The most popular and comprehensive Open Source ECM platform
Data Analytics: The Rise of Data Lakehouses
‘Analytics Query Accelerators‘ is the name of a Gartner product category of enterprise software that speeds up the queries and analytics of data stored in a data lake architecture. More informally, the name ‘Data Lakehouses‘ is being used.
Data Lakes are created by extracting and transforming all the data contained in applications and repositories of an enterprise and bringing all the data together into a single location. The data lake often has too much data for doing analysis, so a subset of the data is identified and then moved into a data warehouse for processing.
But the two-step approach of creating a data lake and then processing subsets of data in a data warehouse has problems. For one, it’s hard to keep the data in the data lake and data warehouse consistent and current. The data is also very difficult to maintain, and data warehouse software doesn’t usually integrate well with machine learning and AI, a requirement that is becoming ever more important.
That’s where the Data Lakehouse comes in. A Data Lakehouse effectively combines Data Lakes and Warehouses into a single entity that can support many different data formats and has business intelligence, reporting, and AI features built into it. Two vendors with Data Lakehouse products are Databricks and Snowflake.
Bernard Marr, a well-known business consultant and author, said that “the data lakehouse approach is one that’s likely to become increasingly popular as more organizations begin to understand the value of using unstructured data together with AI and machine learning.

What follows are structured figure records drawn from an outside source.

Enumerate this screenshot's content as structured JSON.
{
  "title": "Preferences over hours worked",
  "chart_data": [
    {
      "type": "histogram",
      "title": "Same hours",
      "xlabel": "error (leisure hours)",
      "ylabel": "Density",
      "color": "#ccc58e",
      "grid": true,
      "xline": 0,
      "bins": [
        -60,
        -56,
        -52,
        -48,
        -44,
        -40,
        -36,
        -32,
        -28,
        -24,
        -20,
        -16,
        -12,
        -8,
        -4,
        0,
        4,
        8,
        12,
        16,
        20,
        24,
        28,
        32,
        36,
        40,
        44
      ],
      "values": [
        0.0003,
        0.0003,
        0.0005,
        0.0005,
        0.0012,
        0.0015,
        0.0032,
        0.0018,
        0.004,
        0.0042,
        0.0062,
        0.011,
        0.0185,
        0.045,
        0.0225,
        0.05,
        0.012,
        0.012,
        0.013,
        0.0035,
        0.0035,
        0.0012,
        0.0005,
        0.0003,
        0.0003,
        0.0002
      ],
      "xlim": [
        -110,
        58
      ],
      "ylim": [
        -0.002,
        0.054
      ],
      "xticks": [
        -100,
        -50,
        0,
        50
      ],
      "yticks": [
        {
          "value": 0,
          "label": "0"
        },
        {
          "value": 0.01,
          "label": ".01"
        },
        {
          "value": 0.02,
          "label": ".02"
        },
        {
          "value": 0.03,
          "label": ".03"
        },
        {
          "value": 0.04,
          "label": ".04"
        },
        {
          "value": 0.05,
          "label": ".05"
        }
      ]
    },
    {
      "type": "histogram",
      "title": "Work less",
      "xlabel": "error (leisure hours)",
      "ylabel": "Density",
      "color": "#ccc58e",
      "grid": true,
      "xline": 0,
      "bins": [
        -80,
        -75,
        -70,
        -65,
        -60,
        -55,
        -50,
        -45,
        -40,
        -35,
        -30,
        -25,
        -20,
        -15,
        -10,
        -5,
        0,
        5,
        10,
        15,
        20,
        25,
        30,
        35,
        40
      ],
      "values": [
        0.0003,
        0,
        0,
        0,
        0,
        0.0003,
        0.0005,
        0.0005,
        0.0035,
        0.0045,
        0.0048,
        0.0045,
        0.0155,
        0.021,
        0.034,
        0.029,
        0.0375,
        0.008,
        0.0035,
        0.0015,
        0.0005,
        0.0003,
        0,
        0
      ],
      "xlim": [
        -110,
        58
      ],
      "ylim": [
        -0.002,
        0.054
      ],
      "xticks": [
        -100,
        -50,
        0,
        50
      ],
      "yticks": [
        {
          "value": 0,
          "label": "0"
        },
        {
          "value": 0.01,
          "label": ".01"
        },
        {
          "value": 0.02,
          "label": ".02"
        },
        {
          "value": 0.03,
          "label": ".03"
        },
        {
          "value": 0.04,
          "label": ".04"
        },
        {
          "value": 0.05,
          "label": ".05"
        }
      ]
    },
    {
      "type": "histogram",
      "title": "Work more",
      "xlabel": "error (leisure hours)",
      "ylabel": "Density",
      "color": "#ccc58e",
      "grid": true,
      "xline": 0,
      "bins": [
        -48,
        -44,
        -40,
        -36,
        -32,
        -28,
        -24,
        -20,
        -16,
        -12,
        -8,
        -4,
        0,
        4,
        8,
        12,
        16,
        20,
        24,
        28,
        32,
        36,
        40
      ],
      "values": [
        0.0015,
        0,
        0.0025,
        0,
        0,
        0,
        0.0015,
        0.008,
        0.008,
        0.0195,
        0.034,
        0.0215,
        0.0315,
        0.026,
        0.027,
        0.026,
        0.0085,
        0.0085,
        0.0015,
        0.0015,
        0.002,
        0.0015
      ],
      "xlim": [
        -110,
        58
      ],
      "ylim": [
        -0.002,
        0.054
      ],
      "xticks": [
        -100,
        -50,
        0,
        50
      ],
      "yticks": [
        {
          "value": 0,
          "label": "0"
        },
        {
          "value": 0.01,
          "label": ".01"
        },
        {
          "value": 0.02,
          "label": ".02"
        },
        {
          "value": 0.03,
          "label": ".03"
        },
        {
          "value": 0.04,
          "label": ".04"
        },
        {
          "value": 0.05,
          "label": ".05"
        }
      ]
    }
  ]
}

In the analytics journey, it’s a step up in maturity from the combined data lake and data warehouse model that until recently has been seen as the only option for organizations that want to continue with legacy BI and analytics workflows while also migrating towards smart, automated data initiatives.”
Adam Ronthal, a Gartner analyst, said that “we are moving in the direction where the data lakehouse becomes a best practice, but everyone is moving at a different speed.”